A Complete Beginner’s Guide To Hacking: Binary to High Level Languages

This post is part of the series A Complete Beginner’s Guide To Hacking

How A Computer Works

Ultimately your computer is a series of tiny electronic switches called transistors. Like most switches, they are binary, which means they can be one of two options  – ON or OFF. You could also write this as 1 or 0. You can therefore send a series of signals between these transistors which can communicate messages in a binary language – for example “0100” means the number 4 but “0010” means 2.

We design the electronics in such a way that we can manipulate these signals to do processes like addition. Therefore we can make it such that certain combinations of the binary signals trigger these actions. We call these combinations machine code and it is unique to the particular processor design – i.e. what the machine code combinations are depends on how you have designed the electronics that carries out the processes.

We can then design processes that take certain combinations of inputs in a more friendly form and translates them into this machine code. For example if I type ADD into a bit of the machine then the electronics that results in outputs the combinations of bits in machine code for addition. This translation process from a friendlier code input to machine code is done by what’s called an assembler. The friendlier language itself is called assembly code and is often in the format of what’s called ‘opcode’ with short phrases like ADD, and with the numbers written in hexadecimal format. We can save design the electronics to store signals in memory so we can store combinations of code in a piece of memory which are generally numbered so that if we use that number it refers to that piece of memory.

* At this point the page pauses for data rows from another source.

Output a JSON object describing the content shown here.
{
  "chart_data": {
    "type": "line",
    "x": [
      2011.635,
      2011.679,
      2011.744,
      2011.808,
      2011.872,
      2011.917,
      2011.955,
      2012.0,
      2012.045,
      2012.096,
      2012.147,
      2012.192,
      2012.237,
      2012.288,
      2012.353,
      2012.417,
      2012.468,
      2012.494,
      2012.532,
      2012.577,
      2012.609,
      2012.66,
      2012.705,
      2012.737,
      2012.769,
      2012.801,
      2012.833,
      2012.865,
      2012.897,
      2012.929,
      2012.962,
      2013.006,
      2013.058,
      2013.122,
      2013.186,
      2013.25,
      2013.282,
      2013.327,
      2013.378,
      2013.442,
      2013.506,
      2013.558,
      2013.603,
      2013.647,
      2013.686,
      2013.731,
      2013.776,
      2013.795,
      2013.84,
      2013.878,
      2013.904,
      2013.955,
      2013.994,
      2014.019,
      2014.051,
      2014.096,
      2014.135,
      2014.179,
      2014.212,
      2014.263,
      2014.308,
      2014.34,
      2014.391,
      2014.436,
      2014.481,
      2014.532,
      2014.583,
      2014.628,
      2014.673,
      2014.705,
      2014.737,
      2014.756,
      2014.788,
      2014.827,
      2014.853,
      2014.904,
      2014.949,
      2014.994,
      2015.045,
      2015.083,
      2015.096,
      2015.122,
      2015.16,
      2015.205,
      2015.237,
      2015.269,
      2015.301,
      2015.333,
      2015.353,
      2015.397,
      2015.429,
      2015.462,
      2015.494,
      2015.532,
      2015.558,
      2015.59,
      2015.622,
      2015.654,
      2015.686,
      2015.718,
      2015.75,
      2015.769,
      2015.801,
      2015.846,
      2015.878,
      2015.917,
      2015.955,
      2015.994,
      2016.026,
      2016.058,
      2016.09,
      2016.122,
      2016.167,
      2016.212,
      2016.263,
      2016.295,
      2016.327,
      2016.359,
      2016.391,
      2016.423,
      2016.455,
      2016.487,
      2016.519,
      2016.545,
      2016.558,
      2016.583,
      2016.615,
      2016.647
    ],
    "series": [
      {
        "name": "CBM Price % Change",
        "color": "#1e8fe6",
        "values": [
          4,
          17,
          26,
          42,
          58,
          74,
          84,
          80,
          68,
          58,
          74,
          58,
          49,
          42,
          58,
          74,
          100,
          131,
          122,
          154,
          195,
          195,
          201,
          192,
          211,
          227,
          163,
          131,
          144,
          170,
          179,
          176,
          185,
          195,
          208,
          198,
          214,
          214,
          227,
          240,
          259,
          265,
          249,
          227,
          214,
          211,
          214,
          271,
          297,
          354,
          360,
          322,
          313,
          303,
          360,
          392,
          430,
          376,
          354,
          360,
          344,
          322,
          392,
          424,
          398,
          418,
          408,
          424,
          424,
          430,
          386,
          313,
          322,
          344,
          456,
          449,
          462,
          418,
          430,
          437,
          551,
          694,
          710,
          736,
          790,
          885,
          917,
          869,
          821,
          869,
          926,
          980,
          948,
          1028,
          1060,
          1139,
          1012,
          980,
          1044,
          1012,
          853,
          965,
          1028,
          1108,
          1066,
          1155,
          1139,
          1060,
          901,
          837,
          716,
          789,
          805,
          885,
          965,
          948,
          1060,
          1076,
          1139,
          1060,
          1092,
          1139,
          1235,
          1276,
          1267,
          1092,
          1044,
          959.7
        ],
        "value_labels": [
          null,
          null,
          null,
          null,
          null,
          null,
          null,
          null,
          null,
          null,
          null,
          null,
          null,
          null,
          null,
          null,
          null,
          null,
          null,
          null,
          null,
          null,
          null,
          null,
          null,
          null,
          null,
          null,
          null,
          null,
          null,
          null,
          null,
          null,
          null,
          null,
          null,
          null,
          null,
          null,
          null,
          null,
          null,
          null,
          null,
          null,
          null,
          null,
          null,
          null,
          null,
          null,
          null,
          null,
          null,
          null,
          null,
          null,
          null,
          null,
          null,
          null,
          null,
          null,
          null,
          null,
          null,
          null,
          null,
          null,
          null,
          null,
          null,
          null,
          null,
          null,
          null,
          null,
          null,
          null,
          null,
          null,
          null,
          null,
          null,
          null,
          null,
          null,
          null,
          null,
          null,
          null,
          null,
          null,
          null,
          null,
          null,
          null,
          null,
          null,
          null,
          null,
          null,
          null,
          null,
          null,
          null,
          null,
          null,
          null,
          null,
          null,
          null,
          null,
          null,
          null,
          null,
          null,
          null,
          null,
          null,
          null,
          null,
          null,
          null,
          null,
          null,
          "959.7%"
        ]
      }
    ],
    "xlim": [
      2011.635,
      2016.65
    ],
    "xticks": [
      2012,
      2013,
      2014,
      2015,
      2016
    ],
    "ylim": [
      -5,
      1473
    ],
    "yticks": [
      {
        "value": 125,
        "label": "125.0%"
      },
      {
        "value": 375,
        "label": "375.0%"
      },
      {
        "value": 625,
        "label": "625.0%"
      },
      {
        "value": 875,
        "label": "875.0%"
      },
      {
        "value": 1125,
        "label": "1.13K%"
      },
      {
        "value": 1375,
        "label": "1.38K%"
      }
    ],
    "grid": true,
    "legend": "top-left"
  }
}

All these “low level” codes will be interpreted differently by different machines depended on their innate electronics design.

Higher Level Languages

So, finally we get up to the top, high level languages. These are the languages that most programmers, developers, hackers, computer scientists use – and generally what you will be looking to learn. These are written in phrases and structures more similar to natural languages and are far more intuitive to use.

These work by having developed combinations of the lower level codes that can be stored in your computer’s memory that “translate” the high level languages into new combinations of lower level codes suited to your device. The programs that do this are often (but not always) compilers – you will learn more about these later in the guide. As long as as you have the relevant program to your language and device to translate for you, you will probably never have to see any lower level languages. But it is important (and I think interesting) to understand how the whole thing works.

Of these there is a huge array of different high level languages that have been developed – C, Haskell, Python, HTML, Perl are names of a few but there are hundreds out there. Which one you learn depends on what it is you want to do – they have been designed to suit different purposes.

For example:

  • If you want to build a website or any sort of web application then there are an several languages you need to understand and I have written the next chapter in this guide on just those.
  • For scientific applications, developing models for simulation and calculation purposes, generally you are looking for Object-Oriented Languages like Python and Java. Personally I find that Python offers the most support and resources for scientific applications and is generally considered easier to learn so is more suited to someone that is looking to program just for a specific purpose.
  • To get started in general interest in computer science then a language like C will generally teach you good habits for programming and will make you develop a better understanding of how your computer works

Have a look around online and ask around to find out what it is you should learn in your case.